Tra i mezzi che hanno sfilato anche un’ambulanza storica della Croce Rossa Italiana oltre a un automezzo e una macchina degli americani dell’Afi di Aviano. Un lungo serpentone di vigili del fuoco, di una settantina di automezzi d’epoca e di alcune bande musicali (circa duemila pompieri poiché solo una parte ha sfilato) sono partiti dal viale del Sole in Città Giardino per poi proseguire attraverso il Parco delle Rose, quindi viale Dante, largo San Grisogno, piazza Biagio Marin sino a concludere in piazza Duca d’Aosta.

 

L’attesa sfilata è stato l’appuntamento clou del 25° raduno internazionale dei Vigili del Fuoco che Renato Chittaro in primis unitamente a un’altra quarantina di volontari ha organizzato dopo che nel 2023 nel corso del raduno svolto in Ungheria, Grado era stata scelta per celebrare questo raduno peraltro molto atteso perché è il primo che viene fatto dopo il Covid. Uno dei punti focali di ritrovo post appuntamenti ufficiali, aperto a tutti (turisti e gradesi non sono certamente mancati) è stato il grande tendone allestito in Sacca dei Moreri dove ogni giorno dalle 12 alle 2 di notte si è fatta festa.

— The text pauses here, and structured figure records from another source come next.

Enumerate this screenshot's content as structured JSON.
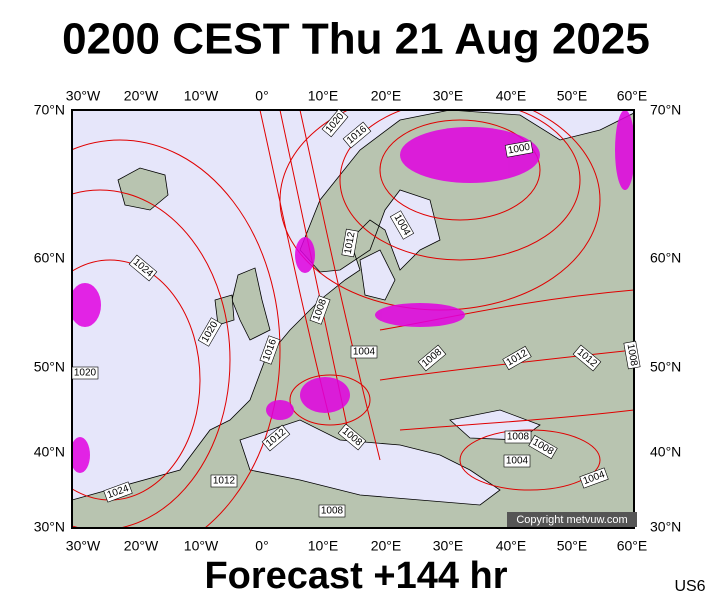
{
  "title": "0200 CEST Thu 21 Aug 2025",
  "subtitle": "Forecast +144 hr",
  "code": "US6",
  "copyright": "Copyright metvuw.com",
  "lon_labels": [
    "30°W",
    "20°W",
    "10°W",
    "0°",
    "10°E",
    "20°E",
    "30°E",
    "40°E",
    "50°E",
    "60°E"
  ],
  "lat_labels": [
    "70°N",
    "60°N",
    "50°N",
    "40°N",
    "30°N"
  ],
  "isobar_labels": [
    "1020",
    "1016",
    "1000",
    "1004",
    "1012",
    "1024",
    "1020",
    "1016",
    "1020",
    "1008",
    "1004",
    "1008",
    "1012",
    "1012",
    "1008",
    "1012",
    "1008",
    "1012",
    "1024",
    "1008",
    "1008",
    "1008",
    "1004",
    "1004"
  ]
}
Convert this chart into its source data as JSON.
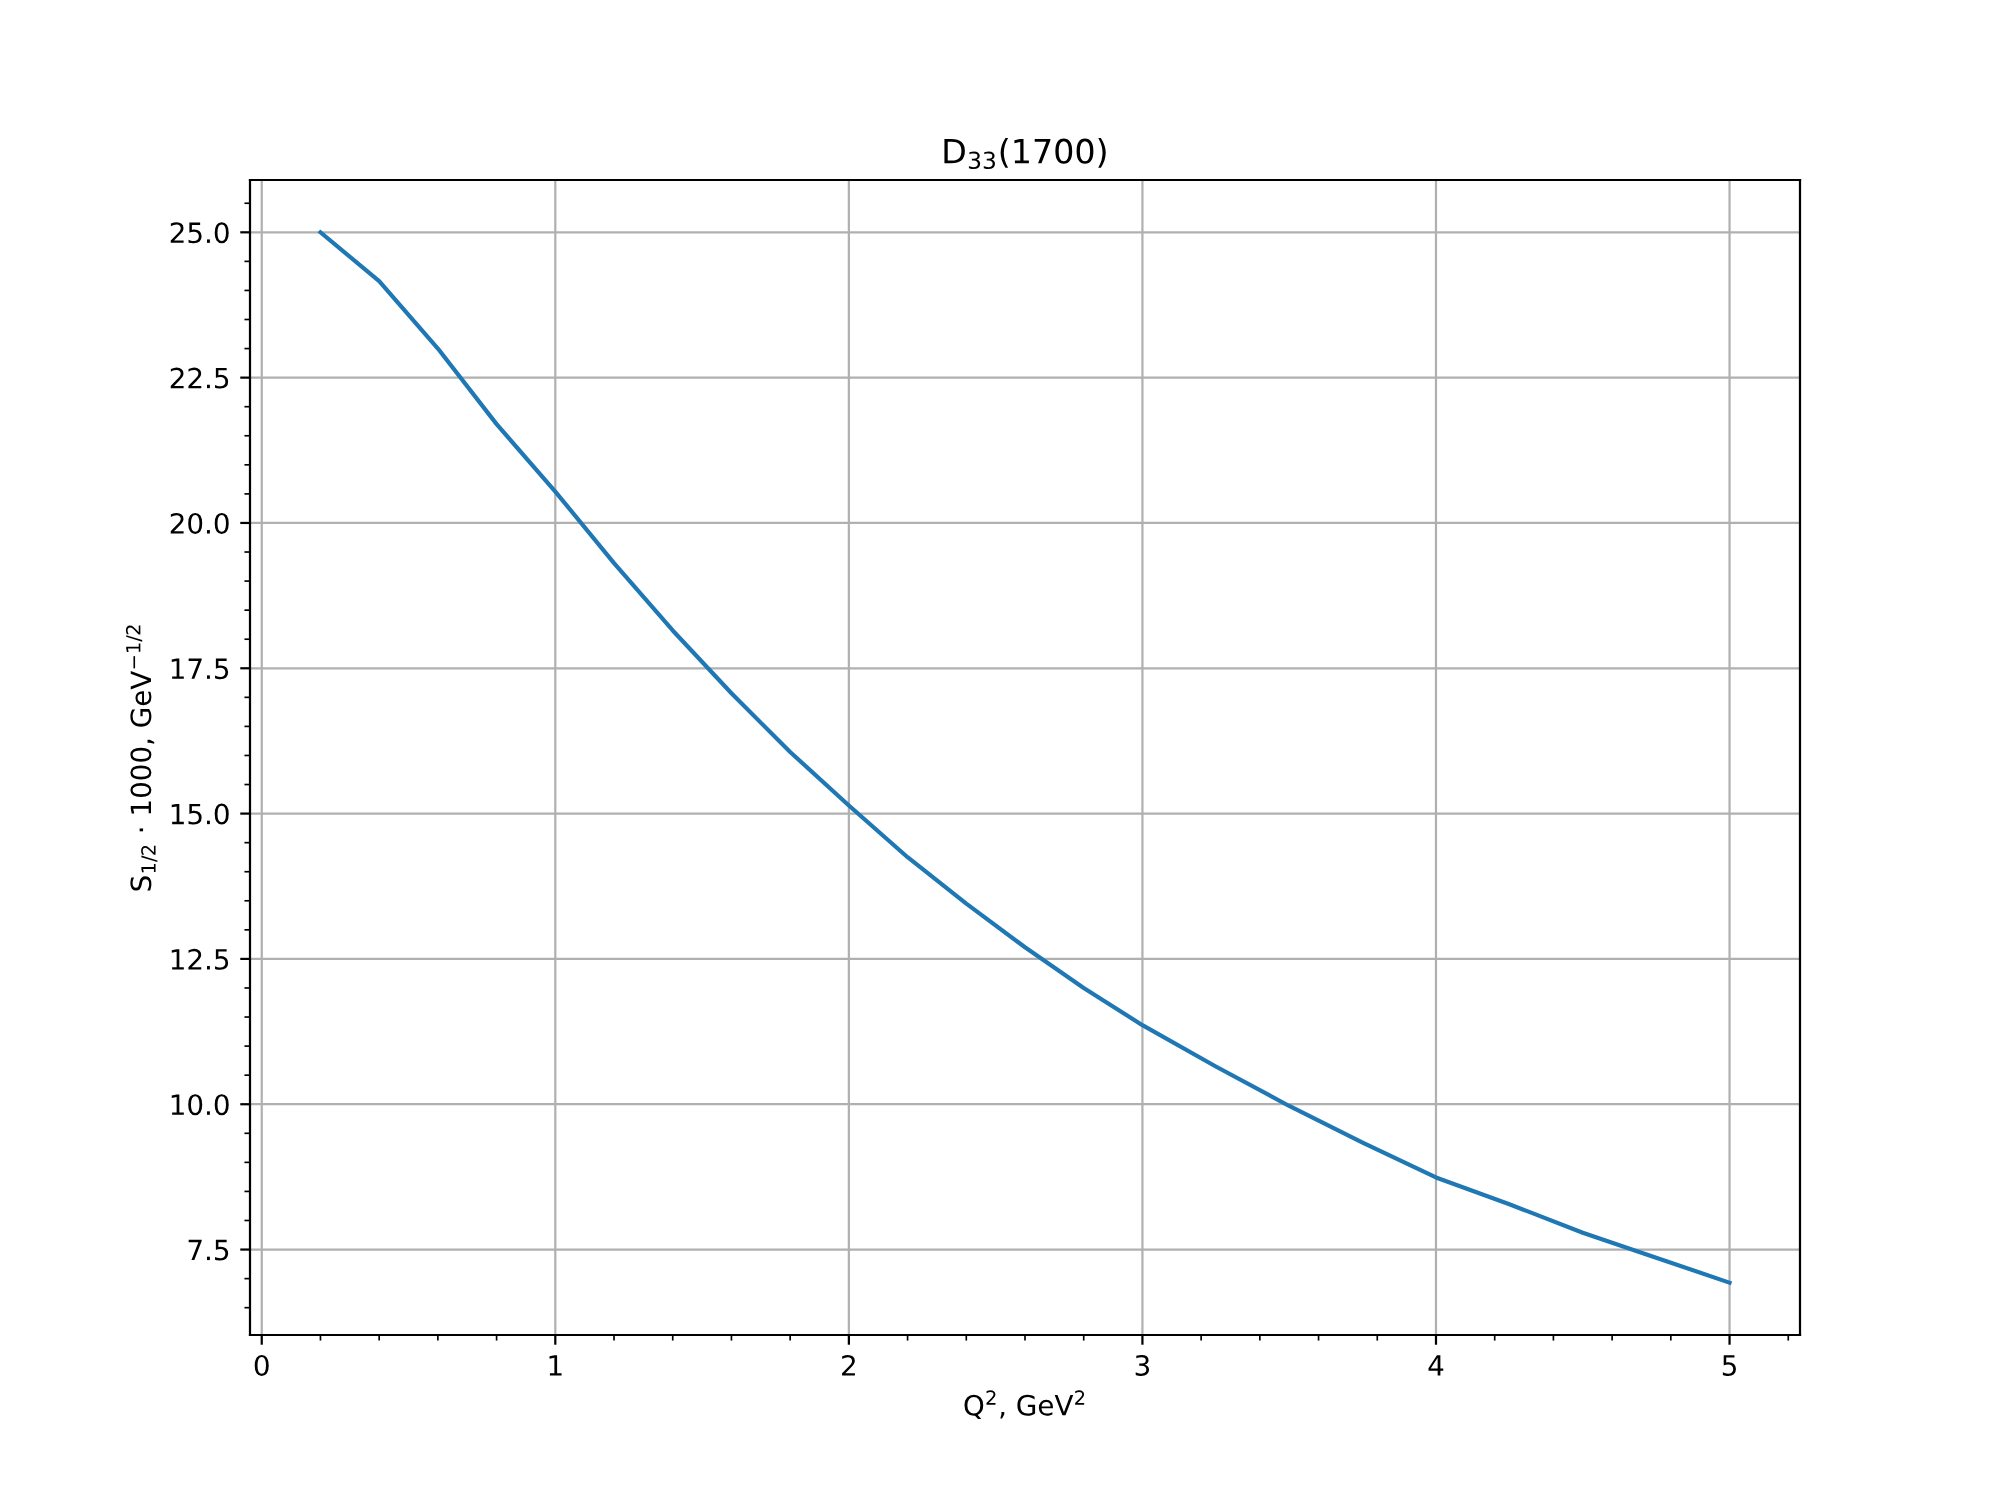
{
  "chart_data": {
    "type": "line",
    "title": "D$_{33}$(1700)",
    "xlabel": "Q$^{2}$, GeV$^{2}$",
    "ylabel": "S$_{1/2}$ · 1000, GeV$^{−1/2}$",
    "xlim": [
      -0.04,
      5.24
    ],
    "ylim": [
      6.03,
      25.9
    ],
    "xticks": [
      0,
      1,
      2,
      3,
      4,
      5
    ],
    "yticks": [
      {
        "value": 7.5,
        "label": "7.5"
      },
      {
        "value": 10,
        "label": "10.0"
      },
      {
        "value": 12.5,
        "label": "12.5"
      },
      {
        "value": 15,
        "label": "15.0"
      },
      {
        "value": 17.5,
        "label": "17.5"
      },
      {
        "value": 20,
        "label": "20.0"
      },
      {
        "value": 22.5,
        "label": "22.5"
      },
      {
        "value": 25,
        "label": "25.0"
      }
    ],
    "grid": true,
    "marker": "none",
    "line_style": "solid",
    "x": [
      0.2,
      0.4,
      0.6,
      0.8,
      1.0,
      1.2,
      1.4,
      1.6,
      1.8,
      2.0,
      2.2,
      2.4,
      2.6,
      2.8,
      3.0,
      3.25,
      3.5,
      3.75,
      4.0,
      4.25,
      4.5,
      4.75,
      5.0
    ],
    "series": [
      {
        "color": "#1f77b4",
        "values": [
          25.0,
          24.16,
          23.0,
          21.7,
          20.54,
          19.31,
          18.15,
          17.07,
          16.06,
          15.14,
          14.25,
          13.45,
          12.7,
          12.0,
          11.36,
          10.65,
          9.97,
          9.34,
          8.74,
          8.28,
          7.79,
          7.36,
          6.93
        ]
      }
    ]
  }
}
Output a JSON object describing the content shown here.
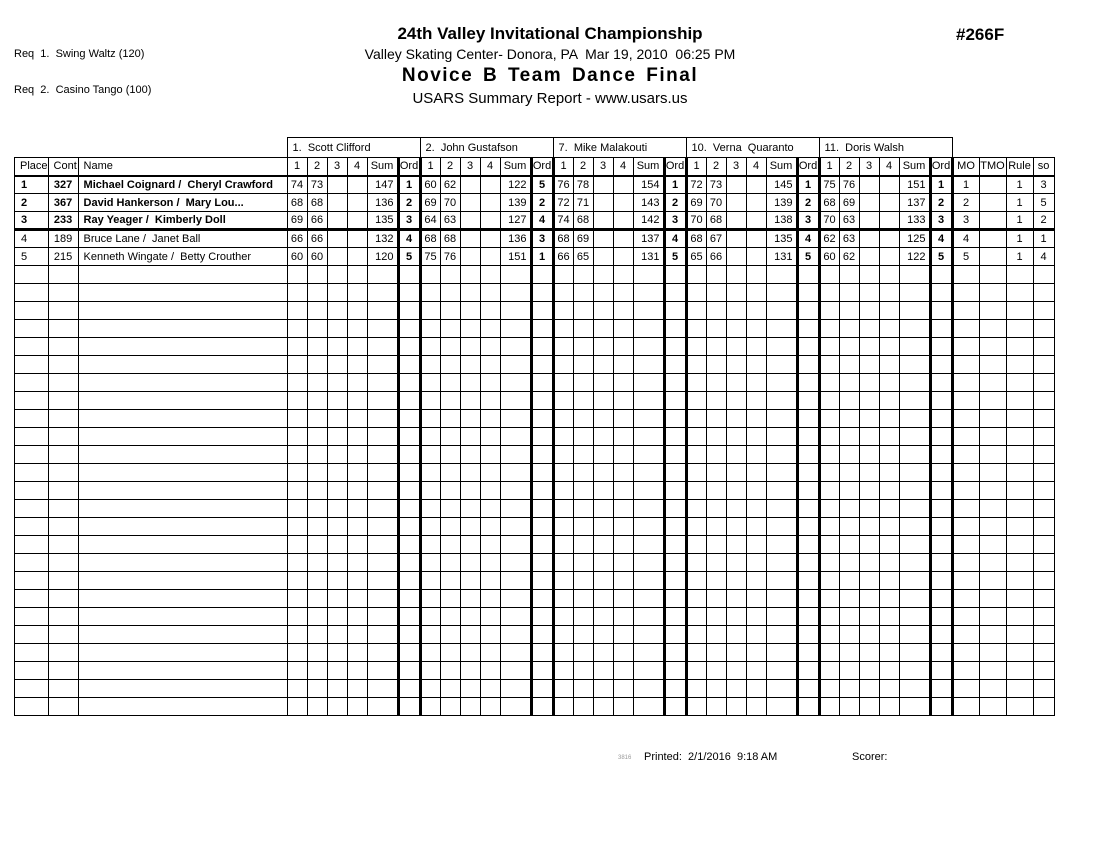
{
  "req": {
    "lines": [
      "Req  1.  Swing Waltz (120)",
      "Req  2.  Casino Tango (100)"
    ]
  },
  "header": {
    "event_number": "#266F",
    "title": "24th Valley Invitational Championship",
    "subtitle": "Valley Skating Center- Donora, PA  Mar 19, 2010  06:25 PM",
    "event_title": "Novice B Team Dance Final",
    "report_title": "USARS Summary Report - www.usars.us"
  },
  "table": {
    "left_headers": [
      "Place",
      "Cont",
      "Name"
    ],
    "judges": [
      "1.  Scott Clifford",
      "2.  John Gustafson",
      "7.  Mike Malakouti",
      "10.  Verna  Quaranto",
      "11.  Doris Walsh"
    ],
    "judge_subheaders": [
      "1",
      "2",
      "3",
      "4",
      "Sum",
      "Ord"
    ],
    "right_headers": [
      "MO",
      "TMO",
      "Rule",
      "so"
    ],
    "rows": [
      {
        "place": "1",
        "cont": "327",
        "name": "Michael Coignard /  Cheryl Crawford",
        "bold": true,
        "judge_scores": [
          [
            "74",
            "73",
            "",
            "",
            "147",
            "1"
          ],
          [
            "60",
            "62",
            "",
            "",
            "122",
            "5"
          ],
          [
            "76",
            "78",
            "",
            "",
            "154",
            "1"
          ],
          [
            "72",
            "73",
            "",
            "",
            "145",
            "1"
          ],
          [
            "75",
            "76",
            "",
            "",
            "151",
            "1"
          ]
        ],
        "mo": "1",
        "tmo": "",
        "rule": "1",
        "so": "3"
      },
      {
        "place": "2",
        "cont": "367",
        "name": "David Hankerson /  Mary Lou...",
        "bold": true,
        "judge_scores": [
          [
            "68",
            "68",
            "",
            "",
            "136",
            "2"
          ],
          [
            "69",
            "70",
            "",
            "",
            "139",
            "2"
          ],
          [
            "72",
            "71",
            "",
            "",
            "143",
            "2"
          ],
          [
            "69",
            "70",
            "",
            "",
            "139",
            "2"
          ],
          [
            "68",
            "69",
            "",
            "",
            "137",
            "2"
          ]
        ],
        "mo": "2",
        "tmo": "",
        "rule": "1",
        "so": "5"
      },
      {
        "place": "3",
        "cont": "233",
        "name": "Ray Yeager /  Kimberly Doll",
        "bold": true,
        "judge_scores": [
          [
            "69",
            "66",
            "",
            "",
            "135",
            "3"
          ],
          [
            "64",
            "63",
            "",
            "",
            "127",
            "4"
          ],
          [
            "74",
            "68",
            "",
            "",
            "142",
            "3"
          ],
          [
            "70",
            "68",
            "",
            "",
            "138",
            "3"
          ],
          [
            "70",
            "63",
            "",
            "",
            "133",
            "3"
          ]
        ],
        "mo": "3",
        "tmo": "",
        "rule": "1",
        "so": "2"
      },
      {
        "place": "4",
        "cont": "189",
        "name": "Bruce Lane /  Janet Ball",
        "bold": false,
        "judge_scores": [
          [
            "66",
            "66",
            "",
            "",
            "132",
            "4"
          ],
          [
            "68",
            "68",
            "",
            "",
            "136",
            "3"
          ],
          [
            "68",
            "69",
            "",
            "",
            "137",
            "4"
          ],
          [
            "68",
            "67",
            "",
            "",
            "135",
            "4"
          ],
          [
            "62",
            "63",
            "",
            "",
            "125",
            "4"
          ]
        ],
        "mo": "4",
        "tmo": "",
        "rule": "1",
        "so": "1"
      },
      {
        "place": "5",
        "cont": "215",
        "name": "Kenneth Wingate /  Betty Crouther",
        "bold": false,
        "judge_scores": [
          [
            "60",
            "60",
            "",
            "",
            "120",
            "5"
          ],
          [
            "75",
            "76",
            "",
            "",
            "151",
            "1"
          ],
          [
            "66",
            "65",
            "",
            "",
            "131",
            "5"
          ],
          [
            "65",
            "66",
            "",
            "",
            "131",
            "5"
          ],
          [
            "60",
            "62",
            "",
            "",
            "122",
            "5"
          ]
        ],
        "mo": "5",
        "tmo": "",
        "rule": "1",
        "so": "4"
      }
    ],
    "empty_rows": 25
  },
  "footer": {
    "code": "3816",
    "printed": "Printed:  2/1/2016  9:18 AM",
    "scorer": "Scorer:"
  }
}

Non è mancata certamente nemmeno la musica ma soprattutto si sono potute degustare le più svariate pietanze e bevande, birra soprattutto considerato che la maggior parte dei partecipanti sono giunti dall’Austria e dalla Germania. Ma sono arrivati numerosi anche dalla Croazia e dalla Slovenia e in minore numero da Olanda, Svizzera, Lussemburgo, Francia, Polonia, Ungheria e Danimarca. Da segnalare che una piccola delegazione è arrivata anche dagli Stati Uniti. Ovviamente ci sono anche i Vigili del Fuoco italiani ma non molto numerosi. Una manifestazione graziata dal tempo dato che è persino uscito il sole e le temperature sono leggermente salite tanto che all’interno delle camionette e di altri automezzi le birre hanno avuto una parte primaria.

 

Un’ultima annotazione sulla sfilata: se in migliaia hanno sfilato, altrettanti se non di più hanno assistito al passaggio del lungo corteo. Il 25° Raduno Internazionale dei Vigili del Fuoco si conclude oggi con altri due momenti significativi. Dopo la messa delle 10 nella patriarcale basilica di Sant’Eufemia, sul sagrato della stessa basilica ci sarà, infatti, la tradizionale benedizione degli elmi

Poi come conclusione, alle 11.15 in piazza Biagio Marin dinnanzi al palazzo municipale è prevista la cerimonia di chiusura con l’ammainabandiera. Per quanto concerne il prossimo appuntamento i delegati del Comitato Internazionale hanno deciso di posticiparlo al 2029 in quanto la candidatura presa in considerazione ha la necessità di più tempo a disposizione per rperire i notevoli fondi economici necessari. Ad ogni modo è stato stabilito che il 26° raduno si svolgerà in Baviera.